Goals for next week:
All of last weeks goals.

Friday, January 12, 2007

Week of Ice


Week of: January 8, 2007

Abstract:
I work in my trauma rotation. School closes for two days due to snow/extreme black ice.

What went well: Overall I'm pleased with how I'm doing in my didactic studies.

What needs work: I'm still a little off in my clinical.

Elucidation:
What a weird week. I don't know weather to cheer or cry. Since the ice storm, I missed a clinical day. I really wanted to go, but I heeded the meteorologist's advice and stayed home. It was an excused absence, seeing how the college was closed. I'm feeling caught up in my studies, which rocks.

My one day of clinical went well. I fulfilled my goal to be more proactive in my approach and found myself becoming integral to many of the exams. I followed the techs to the exams and found that I was able to help. I'm starting to feel my legs again in clinical. My comp attempts were off, but more solid than last week.

We received a lecture and practice problems on the inverse square law as well as the 15% rule. I followed it fine but I'm practicing the math as I go. It's been several months since my last math class.

Goals for next week:

Work harder in clinical and succeed more in my objectives
Comp two exams
Continue to be proactive in the learning process in clinical and synthesize information from the classroom to clinical experience.

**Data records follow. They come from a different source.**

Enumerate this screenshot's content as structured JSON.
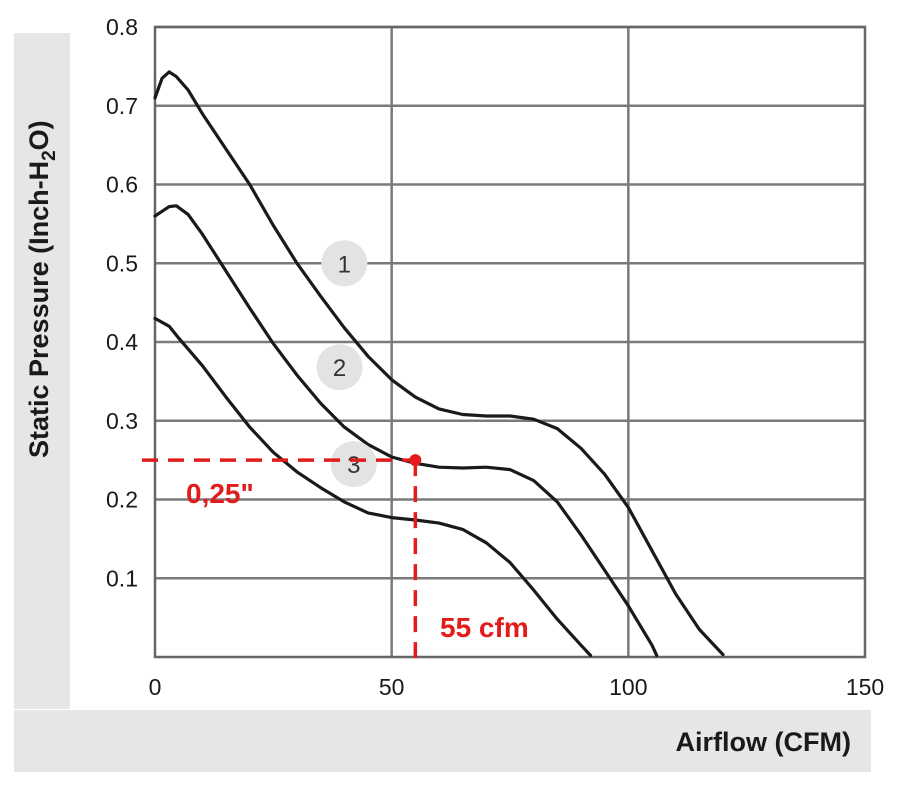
{
  "chart_data": {
    "type": "line",
    "xlabel": "Airflow (CFM)",
    "ylabel": "Static Pressure (Inch-H2O)",
    "ylabel_parts": {
      "prefix": "Static Pressure (Inch-H",
      "sub": "2",
      "suffix": "O)"
    },
    "xlim": [
      0,
      150
    ],
    "ylim": [
      0,
      0.8
    ],
    "x_ticks": [
      0,
      50,
      100,
      150
    ],
    "x_tick_labels": [
      "0",
      "50",
      "100",
      "150"
    ],
    "y_ticks": [
      0.1,
      0.2,
      0.3,
      0.4,
      0.5,
      0.6,
      0.7,
      0.8
    ],
    "y_tick_labels": [
      "0.1",
      "0.2",
      "0.3",
      "0.4",
      "0.5",
      "0.6",
      "0.7",
      "0.8"
    ],
    "grid": true,
    "series": [
      {
        "name": "1",
        "points": [
          [
            0,
            0.71
          ],
          [
            1.5,
            0.735
          ],
          [
            3,
            0.743
          ],
          [
            4.5,
            0.737
          ],
          [
            7,
            0.72
          ],
          [
            10,
            0.69
          ],
          [
            15,
            0.645
          ],
          [
            20,
            0.6
          ],
          [
            25,
            0.548
          ],
          [
            30,
            0.5
          ],
          [
            35,
            0.458
          ],
          [
            40,
            0.418
          ],
          [
            45,
            0.382
          ],
          [
            50,
            0.352
          ],
          [
            55,
            0.33
          ],
          [
            60,
            0.315
          ],
          [
            65,
            0.308
          ],
          [
            70,
            0.306
          ],
          [
            75,
            0.306
          ],
          [
            80,
            0.302
          ],
          [
            85,
            0.29
          ],
          [
            90,
            0.265
          ],
          [
            95,
            0.232
          ],
          [
            100,
            0.19
          ],
          [
            105,
            0.135
          ],
          [
            110,
            0.08
          ],
          [
            115,
            0.035
          ],
          [
            120,
            0.003
          ]
        ]
      },
      {
        "name": "2",
        "points": [
          [
            0,
            0.56
          ],
          [
            1.5,
            0.566
          ],
          [
            3,
            0.572
          ],
          [
            4.5,
            0.573
          ],
          [
            7,
            0.562
          ],
          [
            10,
            0.537
          ],
          [
            15,
            0.49
          ],
          [
            20,
            0.443
          ],
          [
            25,
            0.398
          ],
          [
            30,
            0.358
          ],
          [
            35,
            0.322
          ],
          [
            40,
            0.292
          ],
          [
            45,
            0.27
          ],
          [
            50,
            0.254
          ],
          [
            55,
            0.246
          ],
          [
            60,
            0.241
          ],
          [
            65,
            0.24
          ],
          [
            70,
            0.241
          ],
          [
            75,
            0.238
          ],
          [
            80,
            0.224
          ],
          [
            85,
            0.197
          ],
          [
            90,
            0.155
          ],
          [
            95,
            0.11
          ],
          [
            100,
            0.065
          ],
          [
            105,
            0.015
          ],
          [
            106,
            0.002
          ]
        ]
      },
      {
        "name": "3",
        "points": [
          [
            0,
            0.43
          ],
          [
            3,
            0.42
          ],
          [
            5,
            0.405
          ],
          [
            10,
            0.37
          ],
          [
            15,
            0.33
          ],
          [
            20,
            0.292
          ],
          [
            25,
            0.26
          ],
          [
            30,
            0.235
          ],
          [
            35,
            0.215
          ],
          [
            40,
            0.197
          ],
          [
            45,
            0.183
          ],
          [
            50,
            0.177
          ],
          [
            55,
            0.174
          ],
          [
            60,
            0.17
          ],
          [
            65,
            0.162
          ],
          [
            70,
            0.145
          ],
          [
            75,
            0.12
          ],
          [
            80,
            0.085
          ],
          [
            85,
            0.048
          ],
          [
            90,
            0.015
          ],
          [
            92,
            0.002
          ]
        ]
      }
    ],
    "series_markers": [
      {
        "label": "1",
        "x": 40,
        "y": 0.5
      },
      {
        "label": "2",
        "x": 39,
        "y": 0.368
      },
      {
        "label": "3",
        "x": 42,
        "y": 0.245
      }
    ],
    "annotation": {
      "x": 55,
      "y": 0.25,
      "x_label": "55 cfm",
      "y_label": "0,25\"",
      "color": "#e21b1b"
    },
    "colors": {
      "curve": "#1a1a1a",
      "grid": "#7a7a7a",
      "frame": "#666666",
      "marker_bg": "#e3e3e3",
      "band": "#e6e6e6"
    }
  }
}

Saturday, January 06, 2007

First Week of Winter



Week of:
Monday, January 1 2007

Abstract:
I begin Winter quarter 2007

What went well:

I was more assertive in my own process. I received a orientation in surgery radiography.

What needs work:
Coming back after nearly a month off leaves a lot to be desired.

Elucidation:
Well, the first week was not especially sterling. I had difficulty getting back into the groove. For example, I totally mixed up the angle of a foot x-ray. My timing was off. And my feet were sore, unaccustomed as they are to standing for long periods. But it was temporary; I started to get my legs late Thursday.

Overall though, I had an enriching experience. I was able to integrate much of the concepts that are new to me. I was able to acquaint myself was several new faces in the O.R. A fine start I feel to the quarter.

Goals for next week:

I want to be proactive in my approach to my own learning.